In a news report this morning by Times reporter Aubrey Gibavic, Ms. Scott's varied accounts of why she did what she did, how she attempted to communicate news of her actions to her colleagues - by slipping copies of her letter under a door in the Oak Bluffs town hall - how she's worried that the personal services contract might be an attempt to bust the municipal unions add up to nothing but grandstanding and its cousin, balderdash. In particular, the notion that Duncan Ross, the staunchest and most formidable negotiator the Island teachers union ever had and now the chairman of the Oak Bluffs selectmen, would be a party to union busting practices is astonishingly irrational. It must be that she says it, but she doesn't really think it. And that is also the likely explanation for Ms. Scott's insinuation that the outgoing town administrator chose her moment to leave because she knew that the special services contracts were improper. It's nothing better than a sidewinding way to launch an unfounded attack without seeming to.

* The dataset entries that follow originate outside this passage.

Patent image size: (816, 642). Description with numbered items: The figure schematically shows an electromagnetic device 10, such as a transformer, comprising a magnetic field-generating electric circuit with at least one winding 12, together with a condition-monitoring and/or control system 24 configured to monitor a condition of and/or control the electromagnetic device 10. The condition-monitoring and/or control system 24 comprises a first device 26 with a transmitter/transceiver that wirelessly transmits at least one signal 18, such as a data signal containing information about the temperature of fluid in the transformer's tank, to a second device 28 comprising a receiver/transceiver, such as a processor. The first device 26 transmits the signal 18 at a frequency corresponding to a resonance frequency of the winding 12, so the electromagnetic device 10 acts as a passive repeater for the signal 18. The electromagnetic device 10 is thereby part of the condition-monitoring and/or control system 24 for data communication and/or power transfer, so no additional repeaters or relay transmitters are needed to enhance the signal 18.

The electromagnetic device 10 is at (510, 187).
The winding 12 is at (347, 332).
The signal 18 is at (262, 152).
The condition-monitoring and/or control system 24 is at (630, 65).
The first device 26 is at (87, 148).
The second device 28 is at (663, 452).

Oak Bluffs voters need to pay attention here. Ms. Scott's hard work will lead to two consequences, each deplorable in its own way and both disadvantageous to the interests of town voters and taxpayers. If Ms. Scott is successful, she will hobble the town's government in a net of political battles, all without foundation or purpose, and she will paralyze the leadership so that what is important to voters gets no efficient attention at all.

In the end, the sound and fury will lead to nothing but wasted opportunities, wasted money, and stagnation for Oak Bluffs voters and taxpayers.